Однако положение христиан и после Лепанто оставалось непрочным: события явно оправдывали курс императора Максимилиана II, который, несмотря на «семейный пакт» с Габсбургами, его испанскими родственниками и союзниками, не желал ввязываться в борьбу. Верный своим обещаниям, он, согласно договору, продолжал выплачивать туркам дань — как и его отец Фердинанд I. Император с умело рассчитанной жесткостью отклонил предложение изменить политику теперь, когда султан находился в трудном положении: он считал недостойным христианского правителя отступать от данного им — пусть и «неверному» — слова. Из-за турецкого давления ему приходилось идти на дальнейшие уступки протестантам: он знал, что не может позволить себе конфликта с ними теперь, когда турки прочно укрепились в Венгрии. Как говорили в то время в Германии, «Der Türke ist der lutheranischen Glück» (турки — счастье для лютеран). Утверждают — возможно, с долей преувеличения, — что, если бы не турки, протестантов в XVI веке вполне могла бы ждать та же судьба, что выпала в XIII веке катарам.

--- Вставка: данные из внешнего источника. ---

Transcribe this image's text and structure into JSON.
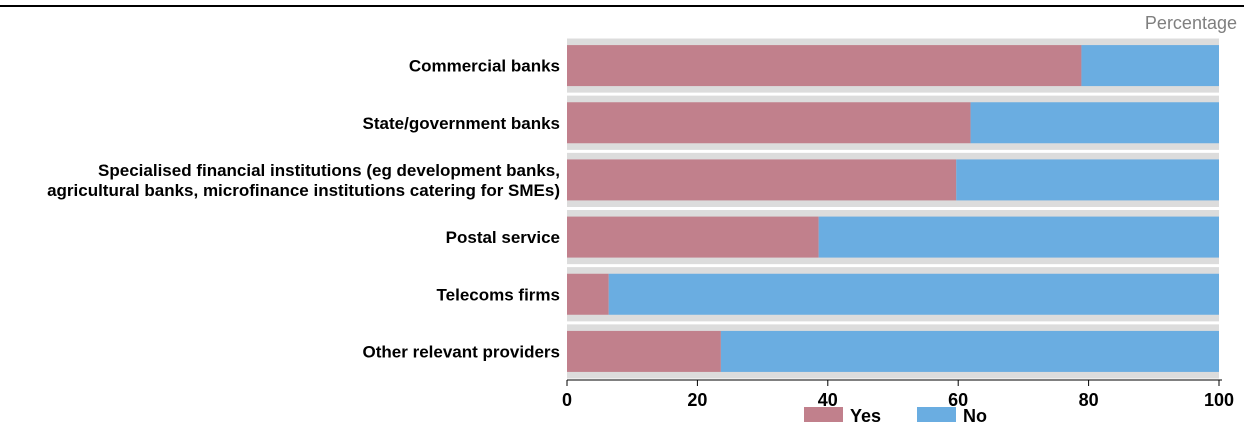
{
  "chart_data": {
    "type": "bar",
    "orientation": "horizontal",
    "stacked": true,
    "unit_label": "Percentage",
    "categories": [
      [
        "Commercial banks"
      ],
      [
        "State/government banks"
      ],
      [
        "Specialised financial institutions (eg development banks,",
        "agricultural banks, microfinance institutions catering for SMEs)"
      ],
      [
        "Postal service"
      ],
      [
        "Telecoms firms"
      ],
      [
        "Other relevant providers"
      ]
    ],
    "series": [
      {
        "name": "Yes",
        "color": "#C1808C",
        "values": [
          78.9,
          61.9,
          59.7,
          38.6,
          6.4,
          23.6
        ]
      },
      {
        "name": "No",
        "color": "#6AADE1",
        "values": [
          21.1,
          38.1,
          40.3,
          61.4,
          93.6,
          76.4
        ]
      }
    ],
    "xlim": [
      0,
      100
    ],
    "xticks": [
      0,
      20,
      40,
      60,
      80,
      100
    ],
    "xtick_labels": [
      "0",
      "20",
      "40",
      "60",
      "80",
      "100"
    ],
    "grid": true,
    "legend": "bottom-center",
    "colors": {
      "background_band": "#DCDCDC",
      "top_rule": "#000000",
      "unit_label": "#7F7F7F",
      "axis_text": "#000000"
    }
  }
}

Тем временем становилось все более очевидно, что из-за коренных разногласий между союзниками, результаты битвы при Лепанто не были использованы до конца. 10 февраля 1572 года Священная Лига была возобновлена; через несколько дней Пий V обратился с письмом к своей пастве, в котором новому этапу борьбы с турками явно придавались черты очередного крестового похода. Тем временем султан с неимоверной быстротой заново отстроил свой флот. Вместо того, чтобы атаковать султанские корабли на Адриатике, а затем пытаться отвоевать Кипр, как хотели бы того венецианцы, увязшие в Морее, Хуан Австрийский отвоевал в 1573 году город Тунис и занял Бизерту. Священная Лига распалась. Озлобленные и изнуренные, венецианцы разорвали союз с Испанией и заключили сепаратный мир с Селимом. Венеция была вынуждена окончательно примириться с потерей Кипра и выплатить 300 000 дукатов. Это позволило султану сосредоточить внимание на североафриканской кампании. Когда венецианцы покинули Лигу, турки смогли изгнать испанцев из Туниса и Бизерты.

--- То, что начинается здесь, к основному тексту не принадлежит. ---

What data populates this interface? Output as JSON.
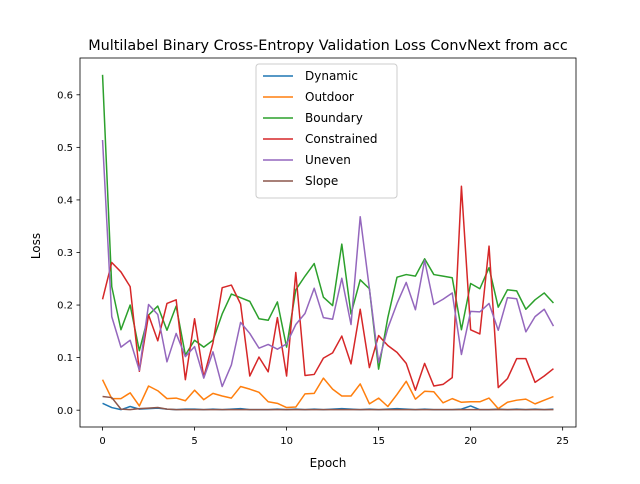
{
  "chart_data": {
    "type": "line",
    "title": "Multilabel Binary Cross-Entropy Validation Loss ConvNext from acc",
    "xlabel": "Epoch",
    "ylabel": "Loss",
    "xlim": [
      -1.225,
      25.725
    ],
    "ylim": [
      -0.032,
      0.67
    ],
    "xticks": [
      0,
      5,
      10,
      15,
      20,
      25
    ],
    "yticks": [
      0.0,
      0.1,
      0.2,
      0.3,
      0.4,
      0.5,
      0.6
    ],
    "xtick_labels": [
      "0",
      "5",
      "10",
      "15",
      "20",
      "25"
    ],
    "ytick_labels": [
      "0.0",
      "0.1",
      "0.2",
      "0.3",
      "0.4",
      "0.5",
      "0.6"
    ],
    "grid": false,
    "legend_position": "upper center",
    "x": [
      0,
      0.5,
      1,
      1.5,
      2,
      2.5,
      3,
      3.5,
      4,
      4.5,
      5,
      5.5,
      6,
      6.5,
      7,
      7.5,
      8,
      8.5,
      9,
      9.5,
      10,
      10.5,
      11,
      11.5,
      12,
      12.5,
      13,
      13.5,
      14,
      14.5,
      15,
      15.5,
      16,
      16.5,
      17,
      17.5,
      18,
      18.5,
      19,
      19.5,
      20,
      20.5,
      21,
      21.5,
      22,
      22.5,
      23,
      23.5,
      24,
      24.5
    ],
    "series": [
      {
        "name": "Dynamic",
        "color": "#1f77b4",
        "values": [
          0.013,
          0.005,
          0.001,
          0.007,
          0.002,
          0.003,
          0.004,
          0.002,
          0.001,
          0.002,
          0.002,
          0.001,
          0.002,
          0.001,
          0.002,
          0.003,
          0.001,
          0.001,
          0.001,
          0.002,
          0.001,
          0.002,
          0.001,
          0.002,
          0.001,
          0.002,
          0.003,
          0.002,
          0.001,
          0.002,
          0.001,
          0.002,
          0.003,
          0.002,
          0.001,
          0.002,
          0.001,
          0.001,
          0.001,
          0.002,
          0.008,
          0.001,
          0.001,
          0.002,
          0.001,
          0.002,
          0.001,
          0.002,
          0.001,
          0.002
        ]
      },
      {
        "name": "Outdoor",
        "color": "#ff7f0e",
        "values": [
          0.058,
          0.022,
          0.022,
          0.033,
          0.008,
          0.046,
          0.037,
          0.022,
          0.023,
          0.018,
          0.038,
          0.02,
          0.032,
          0.027,
          0.023,
          0.045,
          0.04,
          0.034,
          0.016,
          0.013,
          0.005,
          0.006,
          0.031,
          0.032,
          0.061,
          0.04,
          0.027,
          0.027,
          0.05,
          0.012,
          0.023,
          0.007,
          0.03,
          0.055,
          0.021,
          0.036,
          0.035,
          0.014,
          0.022,
          0.015,
          0.016,
          0.016,
          0.023,
          0.003,
          0.015,
          0.019,
          0.021,
          0.012,
          0.019,
          0.026
        ]
      },
      {
        "name": "Boundary",
        "color": "#2ca02c",
        "values": [
          0.638,
          0.235,
          0.153,
          0.2,
          0.113,
          0.181,
          0.198,
          0.152,
          0.198,
          0.105,
          0.133,
          0.12,
          0.133,
          0.183,
          0.221,
          0.214,
          0.207,
          0.174,
          0.171,
          0.206,
          0.12,
          0.229,
          0.255,
          0.279,
          0.215,
          0.199,
          0.316,
          0.183,
          0.248,
          0.231,
          0.078,
          0.176,
          0.253,
          0.258,
          0.255,
          0.288,
          0.258,
          0.255,
          0.252,
          0.153,
          0.241,
          0.231,
          0.271,
          0.196,
          0.229,
          0.227,
          0.192,
          0.21,
          0.223,
          0.204
        ]
      },
      {
        "name": "Constrained",
        "color": "#d62728",
        "values": [
          0.211,
          0.281,
          0.263,
          0.235,
          0.074,
          0.181,
          0.132,
          0.203,
          0.21,
          0.058,
          0.174,
          0.063,
          0.128,
          0.233,
          0.238,
          0.202,
          0.065,
          0.101,
          0.073,
          0.176,
          0.065,
          0.262,
          0.066,
          0.068,
          0.099,
          0.109,
          0.141,
          0.088,
          0.192,
          0.081,
          0.142,
          0.123,
          0.11,
          0.089,
          0.038,
          0.089,
          0.046,
          0.049,
          0.062,
          0.426,
          0.153,
          0.145,
          0.312,
          0.043,
          0.06,
          0.098,
          0.098,
          0.053,
          0.065,
          0.079
        ]
      },
      {
        "name": "Uneven",
        "color": "#9467bd",
        "values": [
          0.514,
          0.178,
          0.12,
          0.133,
          0.076,
          0.201,
          0.182,
          0.092,
          0.146,
          0.102,
          0.121,
          0.061,
          0.111,
          0.045,
          0.086,
          0.167,
          0.146,
          0.118,
          0.125,
          0.116,
          0.126,
          0.163,
          0.184,
          0.232,
          0.176,
          0.173,
          0.251,
          0.163,
          0.368,
          0.231,
          0.091,
          0.156,
          0.203,
          0.243,
          0.191,
          0.285,
          0.201,
          0.211,
          0.223,
          0.106,
          0.188,
          0.187,
          0.203,
          0.152,
          0.214,
          0.212,
          0.149,
          0.178,
          0.192,
          0.16
        ]
      },
      {
        "name": "Slope",
        "color": "#8c564b",
        "values": [
          0.026,
          0.024,
          0.002,
          0.001,
          0.003,
          0.004,
          0.005,
          0.002,
          0.001,
          0.001,
          0.001,
          0.001,
          0.001,
          0.001,
          0.001,
          0.001,
          0.001,
          0.001,
          0.001,
          0.001,
          0.001,
          0.001,
          0.001,
          0.001,
          0.001,
          0.001,
          0.001,
          0.001,
          0.001,
          0.001,
          0.001,
          0.001,
          0.001,
          0.001,
          0.001,
          0.001,
          0.001,
          0.001,
          0.001,
          0.001,
          0.001,
          0.001,
          0.001,
          0.001,
          0.001,
          0.001,
          0.001,
          0.001,
          0.001,
          0.001
        ]
      }
    ]
  }
}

Последствия битвы при Лепанто могут показаться эфемерными, но под другим углом зрения они выглядят более долгосрочными. Сражение готовилось в атмосфере пророчеств и апокалиптических идей, причем было воскрешено кое-что из давнего учения иоахимитов. После победы эта атмосфера стала еще устойчивее. «И явилось на небе великое знамение: жена, облеченная в солнце; под ногами ее луна, и на главе ее венец из двенадцати звезд»[37]. Как известно, жена (mulier) из Откровения стала основой для образа Девы Марии в христианской экзегетической литературе и иконографии. Апокалиптический образ женщины, стоящей прямо на луне, напоминает о длинной череде божественных персонажей, связанных с ночью, луной или женским началом: от Артемиды Дианы и Изиды до целого ряда «богинь-матерей» малоазиатского и семитского происхождения. Этот образ истолковывался в типично антиисламской манере, во всяком случае, начиная с XVI века. Дева попирает полумесяц, традиционный символ ислама, но в первую очередь — Османской империи. Не случайно победу при Лепанто начинают приписывать заступничеству Мадонны с четками: 7 октября, день победы в 1571 году, стал по желанию Пия V праздником Мадонны победителей и был, наконец, утвержден как праздник Девы Марии с четками Григорием XIII.